Several modifiable health factors in Life's Essential 8 (LE8) are linked to nutritional anemia and can assess overall cardiovascular health (CVH). This study explored the associations of CVH measured by LE8 score with nutritional anemia and iron deficiency anemia (IDA), including the mediating role of inflammatory biomarkers. This prospective cohort study included 181,069 participants from UK Biobank. CVH was categorized into low (0-49), medium (50-79), and high (80-100) based on the LE8 score. Weibull regression models were used to quantify the association between CVH and nutritional anemia and IDA. During a median follow-up of 8.6 years, 6749 cases of nutritional anemia occurred, including 92% (6223/6749) IDA cases.
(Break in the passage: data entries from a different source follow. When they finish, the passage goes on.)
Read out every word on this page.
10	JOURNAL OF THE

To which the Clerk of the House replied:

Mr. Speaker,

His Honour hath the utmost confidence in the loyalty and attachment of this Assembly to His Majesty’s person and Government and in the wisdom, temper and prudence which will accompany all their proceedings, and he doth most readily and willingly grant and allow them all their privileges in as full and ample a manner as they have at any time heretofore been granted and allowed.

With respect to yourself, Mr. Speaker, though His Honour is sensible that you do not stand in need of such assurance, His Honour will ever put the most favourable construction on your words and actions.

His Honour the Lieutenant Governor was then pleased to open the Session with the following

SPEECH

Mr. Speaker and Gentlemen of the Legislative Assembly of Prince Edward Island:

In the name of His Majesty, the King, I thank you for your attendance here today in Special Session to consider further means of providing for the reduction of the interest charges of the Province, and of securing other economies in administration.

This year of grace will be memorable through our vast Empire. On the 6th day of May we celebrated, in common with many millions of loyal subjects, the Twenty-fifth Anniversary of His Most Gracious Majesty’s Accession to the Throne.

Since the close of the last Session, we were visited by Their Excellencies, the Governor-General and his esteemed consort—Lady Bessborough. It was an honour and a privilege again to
After adjusting for covariates, participants with moderate CVH and high CVH had a 44% and 54% lower risk of nutritional anemia (Moderate: hazard ratio [HR] 0.56; 95% confidence interval [CI], 0.51-0.60; High: HR 0.46; 95% CI, 0.41-0.51), and a 46% and 54% lower risk of IDA (Moderate: HR 0.54; 95% CI, 0.50-0.59; High: HR 0.46; 95% CI, 0.41-0.51), respectively, compared to those with low CVH. An L-shaped association was observed between CVH score and both types of anemia. Inflammatory biomarkers explained 22.1% and 21.6% of the associations between CVH and nutritional anemia and IDA, respectively. Higher CVH scores were associated with lower risk of nutritional anemia and IDA, and these associations may be partially mediated by inflammatory biomarkers. These findings emphasize the importance of CVH and inflammation in preventing nutritional anemia.
生命必需的八项健康因素(LE8)中的几个可改变的健康因素与营养性贫血相关,并且可以评估整体心血管健康(CVH)。本研究探讨了用LE8评分衡量的CVH与营养性贫血和缺铁性贫血(IDA)之间的关联,包括炎症生物标志物的中介作用。这项前瞻性队列研究纳入了来自英国生物银行的181,069名参与者。根据LE8评分,CVH被分为低(0-49)、中(50-79)和高(80-100)三个等级。采用威布尔回归模型来量化CVH与营养性贫血和IDA之间的关联。在中位随访8.6年期间,发生了6749例营养性贫血病例,其中92%(6223/6749)为IDA病例。在调整协变量后,与低CVH的参与者相比,中度CVH和高度CVH的参与者发生营养性贫血的风险分别降低了44%和54%(中度:风险比[HR]0.56;95%置信区间[CI],0.51-0.60;高度:HR 0.46;95%CI,0.41-0.51),发生IDA的风险分别降低了46%和54%(中度:HR 0.54;95%CI,0.50-0.59;高度:HR 0.46;95%CI,0.41-0.51)。在CVH评分与两种类型的贫血之间均观察到L形关联。炎症生物标志物分别解释了CVH与营养性贫血和IDA之间关联的22.1%和21.6%。较高的CVH评分与较低的营养性贫血和IDA风险相关,并且这些关联可能部分由炎症生物标志物介导。这些发现强调了CVH和炎症在预防营养性贫血中的重要性。